Arriving at the EGI TF

After getting lost in the morning on my way to the EGI TF in Lyon, finally I arrived to the conference. On the 1st day I am still wandering around the posters and exhibitions.

Being a user support officer in the Hungarian National Grid Initiative, I am rather interested in applications for public usage. So I will be more or less focusing on them.

I think KOPI is really one of those applications (being a bit biased). A recent development, the KOPI - the Online plagiarism search application by MTA SZTAKI Department of Distributed System has been just announced. KOPI aims to detect plagiarism that has become a widespread issue in the field of education, mostly in higher education. The first version of the KOPI portal supported only the comparison of documents uploaded by the users.
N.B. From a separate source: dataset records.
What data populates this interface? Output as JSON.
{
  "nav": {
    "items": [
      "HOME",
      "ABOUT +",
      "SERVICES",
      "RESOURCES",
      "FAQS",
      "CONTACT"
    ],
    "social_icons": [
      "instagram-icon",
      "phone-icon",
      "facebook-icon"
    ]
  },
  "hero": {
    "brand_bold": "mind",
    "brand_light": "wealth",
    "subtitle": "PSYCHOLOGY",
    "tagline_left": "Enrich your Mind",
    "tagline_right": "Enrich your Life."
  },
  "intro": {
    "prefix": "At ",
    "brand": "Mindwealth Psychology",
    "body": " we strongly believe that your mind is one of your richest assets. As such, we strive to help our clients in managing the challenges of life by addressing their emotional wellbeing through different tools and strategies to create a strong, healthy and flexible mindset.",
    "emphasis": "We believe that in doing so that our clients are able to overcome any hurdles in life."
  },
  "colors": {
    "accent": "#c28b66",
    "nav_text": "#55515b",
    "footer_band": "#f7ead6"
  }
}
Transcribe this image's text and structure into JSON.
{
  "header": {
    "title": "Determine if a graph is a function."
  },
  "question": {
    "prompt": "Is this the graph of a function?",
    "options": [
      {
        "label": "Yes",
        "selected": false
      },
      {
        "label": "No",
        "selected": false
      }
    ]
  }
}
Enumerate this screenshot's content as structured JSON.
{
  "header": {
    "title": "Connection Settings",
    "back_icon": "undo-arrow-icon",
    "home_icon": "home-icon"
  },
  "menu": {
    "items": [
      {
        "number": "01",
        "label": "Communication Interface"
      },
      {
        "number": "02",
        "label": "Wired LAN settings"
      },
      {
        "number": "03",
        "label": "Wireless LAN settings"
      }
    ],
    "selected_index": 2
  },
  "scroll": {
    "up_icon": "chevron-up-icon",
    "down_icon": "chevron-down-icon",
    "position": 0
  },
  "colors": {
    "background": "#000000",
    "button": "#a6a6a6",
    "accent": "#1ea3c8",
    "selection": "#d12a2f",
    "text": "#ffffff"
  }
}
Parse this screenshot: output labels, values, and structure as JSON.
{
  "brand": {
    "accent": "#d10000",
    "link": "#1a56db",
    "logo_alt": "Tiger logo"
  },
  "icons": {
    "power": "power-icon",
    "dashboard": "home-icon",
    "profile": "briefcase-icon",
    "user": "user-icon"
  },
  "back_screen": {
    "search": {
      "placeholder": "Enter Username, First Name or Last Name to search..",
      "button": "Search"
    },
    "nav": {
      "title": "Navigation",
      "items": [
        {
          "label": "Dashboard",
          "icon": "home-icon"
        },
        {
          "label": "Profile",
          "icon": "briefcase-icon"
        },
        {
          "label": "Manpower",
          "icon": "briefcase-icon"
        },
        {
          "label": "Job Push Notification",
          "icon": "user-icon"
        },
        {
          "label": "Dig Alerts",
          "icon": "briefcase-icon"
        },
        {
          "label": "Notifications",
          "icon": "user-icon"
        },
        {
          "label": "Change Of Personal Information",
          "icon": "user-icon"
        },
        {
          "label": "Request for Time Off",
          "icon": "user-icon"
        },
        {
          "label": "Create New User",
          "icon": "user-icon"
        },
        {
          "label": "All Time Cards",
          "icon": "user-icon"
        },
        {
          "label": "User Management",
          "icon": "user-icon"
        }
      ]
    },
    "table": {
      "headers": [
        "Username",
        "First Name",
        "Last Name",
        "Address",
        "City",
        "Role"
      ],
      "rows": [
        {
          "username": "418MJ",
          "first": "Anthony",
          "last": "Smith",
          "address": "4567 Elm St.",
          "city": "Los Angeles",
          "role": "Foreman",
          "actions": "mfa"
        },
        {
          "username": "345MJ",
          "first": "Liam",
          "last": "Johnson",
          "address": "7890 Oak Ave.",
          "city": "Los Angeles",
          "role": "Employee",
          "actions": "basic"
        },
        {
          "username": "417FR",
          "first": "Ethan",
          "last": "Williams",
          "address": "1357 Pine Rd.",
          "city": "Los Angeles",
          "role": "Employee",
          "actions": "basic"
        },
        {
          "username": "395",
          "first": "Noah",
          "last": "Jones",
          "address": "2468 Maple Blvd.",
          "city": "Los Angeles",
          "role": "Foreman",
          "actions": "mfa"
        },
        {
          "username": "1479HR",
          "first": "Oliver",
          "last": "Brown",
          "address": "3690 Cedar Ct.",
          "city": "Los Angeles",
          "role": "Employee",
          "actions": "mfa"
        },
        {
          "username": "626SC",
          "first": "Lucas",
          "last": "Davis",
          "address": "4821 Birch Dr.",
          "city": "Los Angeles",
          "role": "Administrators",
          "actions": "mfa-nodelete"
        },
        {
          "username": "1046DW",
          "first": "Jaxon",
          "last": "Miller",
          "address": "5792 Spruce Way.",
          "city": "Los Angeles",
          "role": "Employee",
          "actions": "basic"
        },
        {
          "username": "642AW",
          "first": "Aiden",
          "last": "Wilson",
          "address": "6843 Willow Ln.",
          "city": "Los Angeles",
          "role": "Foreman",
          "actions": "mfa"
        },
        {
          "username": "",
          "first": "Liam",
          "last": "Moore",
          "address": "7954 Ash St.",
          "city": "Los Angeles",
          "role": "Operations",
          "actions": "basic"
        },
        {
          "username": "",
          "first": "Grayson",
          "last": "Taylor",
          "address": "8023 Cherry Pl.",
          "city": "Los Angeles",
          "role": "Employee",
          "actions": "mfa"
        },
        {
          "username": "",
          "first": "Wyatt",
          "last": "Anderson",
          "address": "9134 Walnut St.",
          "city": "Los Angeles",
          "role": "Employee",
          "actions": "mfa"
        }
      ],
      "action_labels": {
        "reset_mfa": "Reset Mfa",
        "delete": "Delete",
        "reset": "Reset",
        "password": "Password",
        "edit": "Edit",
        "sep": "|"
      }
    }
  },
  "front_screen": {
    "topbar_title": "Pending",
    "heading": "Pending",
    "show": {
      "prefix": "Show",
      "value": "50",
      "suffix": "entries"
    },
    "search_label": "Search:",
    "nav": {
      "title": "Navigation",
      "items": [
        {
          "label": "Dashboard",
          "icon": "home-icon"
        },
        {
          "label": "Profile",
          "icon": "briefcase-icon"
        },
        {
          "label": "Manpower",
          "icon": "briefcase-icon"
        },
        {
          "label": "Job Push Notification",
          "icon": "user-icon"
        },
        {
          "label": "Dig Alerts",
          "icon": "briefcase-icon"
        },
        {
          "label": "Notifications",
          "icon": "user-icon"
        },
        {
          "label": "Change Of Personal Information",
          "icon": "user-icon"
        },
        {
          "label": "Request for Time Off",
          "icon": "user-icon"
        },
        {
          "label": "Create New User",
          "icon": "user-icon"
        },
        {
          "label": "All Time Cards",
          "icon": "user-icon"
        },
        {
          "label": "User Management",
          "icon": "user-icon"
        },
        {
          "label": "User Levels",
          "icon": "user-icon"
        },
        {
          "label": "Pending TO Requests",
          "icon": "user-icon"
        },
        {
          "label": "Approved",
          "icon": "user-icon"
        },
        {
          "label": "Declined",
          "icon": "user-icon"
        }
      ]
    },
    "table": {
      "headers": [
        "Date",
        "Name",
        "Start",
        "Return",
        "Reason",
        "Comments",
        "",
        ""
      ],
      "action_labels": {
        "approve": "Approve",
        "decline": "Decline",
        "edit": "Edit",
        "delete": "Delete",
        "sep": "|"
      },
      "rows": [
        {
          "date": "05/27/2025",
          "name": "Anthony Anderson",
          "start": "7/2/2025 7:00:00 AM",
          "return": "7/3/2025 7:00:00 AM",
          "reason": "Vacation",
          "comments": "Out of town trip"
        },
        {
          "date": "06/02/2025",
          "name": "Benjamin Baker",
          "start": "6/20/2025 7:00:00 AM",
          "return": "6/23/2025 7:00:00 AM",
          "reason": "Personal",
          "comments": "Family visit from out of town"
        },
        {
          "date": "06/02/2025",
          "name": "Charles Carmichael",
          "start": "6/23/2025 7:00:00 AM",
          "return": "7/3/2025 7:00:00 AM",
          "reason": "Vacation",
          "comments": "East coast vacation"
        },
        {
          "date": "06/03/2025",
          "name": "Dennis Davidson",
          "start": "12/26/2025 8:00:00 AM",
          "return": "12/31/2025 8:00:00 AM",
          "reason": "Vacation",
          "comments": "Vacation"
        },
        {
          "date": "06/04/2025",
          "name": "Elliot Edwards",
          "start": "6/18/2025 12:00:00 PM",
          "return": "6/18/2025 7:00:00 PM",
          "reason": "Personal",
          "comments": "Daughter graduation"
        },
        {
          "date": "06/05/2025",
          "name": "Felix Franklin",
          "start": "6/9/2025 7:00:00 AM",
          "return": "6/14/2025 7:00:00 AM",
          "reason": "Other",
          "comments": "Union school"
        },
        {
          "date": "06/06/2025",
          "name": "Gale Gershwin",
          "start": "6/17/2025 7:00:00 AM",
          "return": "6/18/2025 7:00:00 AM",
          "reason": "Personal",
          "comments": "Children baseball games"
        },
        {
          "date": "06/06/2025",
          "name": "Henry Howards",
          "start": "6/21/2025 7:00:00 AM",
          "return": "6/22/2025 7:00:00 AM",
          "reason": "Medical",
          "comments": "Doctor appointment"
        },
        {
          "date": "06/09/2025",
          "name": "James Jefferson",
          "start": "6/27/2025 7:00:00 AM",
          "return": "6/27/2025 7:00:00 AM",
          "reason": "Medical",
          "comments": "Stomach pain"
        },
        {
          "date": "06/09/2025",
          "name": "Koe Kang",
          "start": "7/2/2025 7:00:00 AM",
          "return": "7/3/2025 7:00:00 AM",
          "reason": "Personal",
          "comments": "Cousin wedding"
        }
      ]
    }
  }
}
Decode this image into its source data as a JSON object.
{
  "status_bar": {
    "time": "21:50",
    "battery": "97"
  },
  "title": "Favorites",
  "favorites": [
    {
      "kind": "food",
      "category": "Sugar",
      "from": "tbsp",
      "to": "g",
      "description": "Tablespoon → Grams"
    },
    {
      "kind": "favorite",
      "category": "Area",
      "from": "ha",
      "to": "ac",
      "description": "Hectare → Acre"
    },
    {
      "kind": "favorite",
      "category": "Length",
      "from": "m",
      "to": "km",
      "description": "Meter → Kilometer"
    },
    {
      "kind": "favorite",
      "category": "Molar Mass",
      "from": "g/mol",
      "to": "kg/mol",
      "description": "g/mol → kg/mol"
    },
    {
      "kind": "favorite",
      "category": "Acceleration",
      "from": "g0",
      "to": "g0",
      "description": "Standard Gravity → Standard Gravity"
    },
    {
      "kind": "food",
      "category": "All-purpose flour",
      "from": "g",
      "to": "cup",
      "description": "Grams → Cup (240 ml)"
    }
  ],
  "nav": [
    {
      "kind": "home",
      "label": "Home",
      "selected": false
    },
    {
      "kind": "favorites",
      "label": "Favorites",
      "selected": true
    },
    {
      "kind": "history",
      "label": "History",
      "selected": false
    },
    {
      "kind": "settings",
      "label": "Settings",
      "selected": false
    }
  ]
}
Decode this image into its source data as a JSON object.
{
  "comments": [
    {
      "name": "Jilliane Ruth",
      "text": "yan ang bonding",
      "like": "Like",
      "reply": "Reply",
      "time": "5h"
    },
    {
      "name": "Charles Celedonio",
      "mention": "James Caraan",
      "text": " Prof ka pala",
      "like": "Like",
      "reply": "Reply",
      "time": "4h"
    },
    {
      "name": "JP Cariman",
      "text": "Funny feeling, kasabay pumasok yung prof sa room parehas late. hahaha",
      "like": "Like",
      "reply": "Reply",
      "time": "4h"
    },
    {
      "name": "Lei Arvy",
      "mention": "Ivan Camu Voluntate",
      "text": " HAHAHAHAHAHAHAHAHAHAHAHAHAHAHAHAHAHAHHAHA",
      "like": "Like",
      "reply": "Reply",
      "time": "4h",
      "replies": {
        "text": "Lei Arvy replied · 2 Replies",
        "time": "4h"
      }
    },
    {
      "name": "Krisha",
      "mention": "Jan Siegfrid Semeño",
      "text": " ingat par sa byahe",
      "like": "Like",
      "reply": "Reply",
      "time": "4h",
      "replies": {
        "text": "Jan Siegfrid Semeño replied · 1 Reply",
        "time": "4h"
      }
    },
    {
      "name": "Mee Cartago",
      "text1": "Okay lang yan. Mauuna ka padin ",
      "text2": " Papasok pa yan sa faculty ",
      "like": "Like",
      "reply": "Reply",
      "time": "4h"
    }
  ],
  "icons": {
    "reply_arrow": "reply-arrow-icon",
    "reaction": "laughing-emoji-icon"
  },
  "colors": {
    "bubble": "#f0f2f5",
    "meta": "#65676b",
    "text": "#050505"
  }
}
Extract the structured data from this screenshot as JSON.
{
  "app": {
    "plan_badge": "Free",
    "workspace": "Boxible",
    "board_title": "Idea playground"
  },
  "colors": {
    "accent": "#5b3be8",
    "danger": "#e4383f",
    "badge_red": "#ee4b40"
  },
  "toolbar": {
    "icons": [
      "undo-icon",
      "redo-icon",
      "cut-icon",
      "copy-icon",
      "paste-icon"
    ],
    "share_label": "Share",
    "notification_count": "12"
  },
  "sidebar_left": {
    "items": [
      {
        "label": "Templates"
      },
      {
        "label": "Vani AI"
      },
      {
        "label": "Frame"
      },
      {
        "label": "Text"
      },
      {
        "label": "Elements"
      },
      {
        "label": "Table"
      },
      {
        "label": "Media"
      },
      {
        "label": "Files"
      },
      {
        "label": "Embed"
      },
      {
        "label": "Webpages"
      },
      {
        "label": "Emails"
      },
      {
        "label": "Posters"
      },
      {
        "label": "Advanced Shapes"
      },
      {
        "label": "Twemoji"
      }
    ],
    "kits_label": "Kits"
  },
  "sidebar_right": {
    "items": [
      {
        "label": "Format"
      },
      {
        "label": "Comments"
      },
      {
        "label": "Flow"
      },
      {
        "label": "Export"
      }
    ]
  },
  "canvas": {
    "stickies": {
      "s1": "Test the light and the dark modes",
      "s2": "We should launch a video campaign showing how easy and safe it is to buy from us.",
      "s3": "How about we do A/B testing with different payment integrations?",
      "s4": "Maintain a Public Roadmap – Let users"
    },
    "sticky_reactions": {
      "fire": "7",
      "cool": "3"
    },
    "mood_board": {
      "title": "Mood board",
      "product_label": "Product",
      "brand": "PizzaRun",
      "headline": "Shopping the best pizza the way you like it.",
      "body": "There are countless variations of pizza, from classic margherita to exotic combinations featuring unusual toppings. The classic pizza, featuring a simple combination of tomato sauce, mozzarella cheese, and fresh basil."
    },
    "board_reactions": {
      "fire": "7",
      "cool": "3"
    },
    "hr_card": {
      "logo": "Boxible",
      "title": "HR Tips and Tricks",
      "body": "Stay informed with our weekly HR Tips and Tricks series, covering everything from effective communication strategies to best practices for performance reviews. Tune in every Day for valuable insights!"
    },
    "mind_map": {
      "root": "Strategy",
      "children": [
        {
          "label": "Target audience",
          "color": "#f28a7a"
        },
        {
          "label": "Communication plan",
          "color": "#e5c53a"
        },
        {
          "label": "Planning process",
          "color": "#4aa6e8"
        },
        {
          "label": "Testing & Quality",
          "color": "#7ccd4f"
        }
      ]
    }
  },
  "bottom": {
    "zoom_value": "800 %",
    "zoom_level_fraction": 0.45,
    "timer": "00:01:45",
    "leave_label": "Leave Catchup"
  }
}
The latest version of KOPI processes periodically the entire Wikipedia with sophisticated linguistic algorithms running distributed on the volunteers’ computers in the SZTAKI Desktop Grid by SZTAKI Laboratory of Parallel and Distributed Systems. KOPI also offers on-line cross-lingual plagiarism-search between the uploaded documents and the pre-processed WEB 2.0 based encyclopedia.

I know that many other plagiarism search tools already exist, but the KOPI is special amongst them for running on Desktop Grids, being cross-lingual and using Wikipedia. The application is being ported under the Hungarian national WEB2GRID project.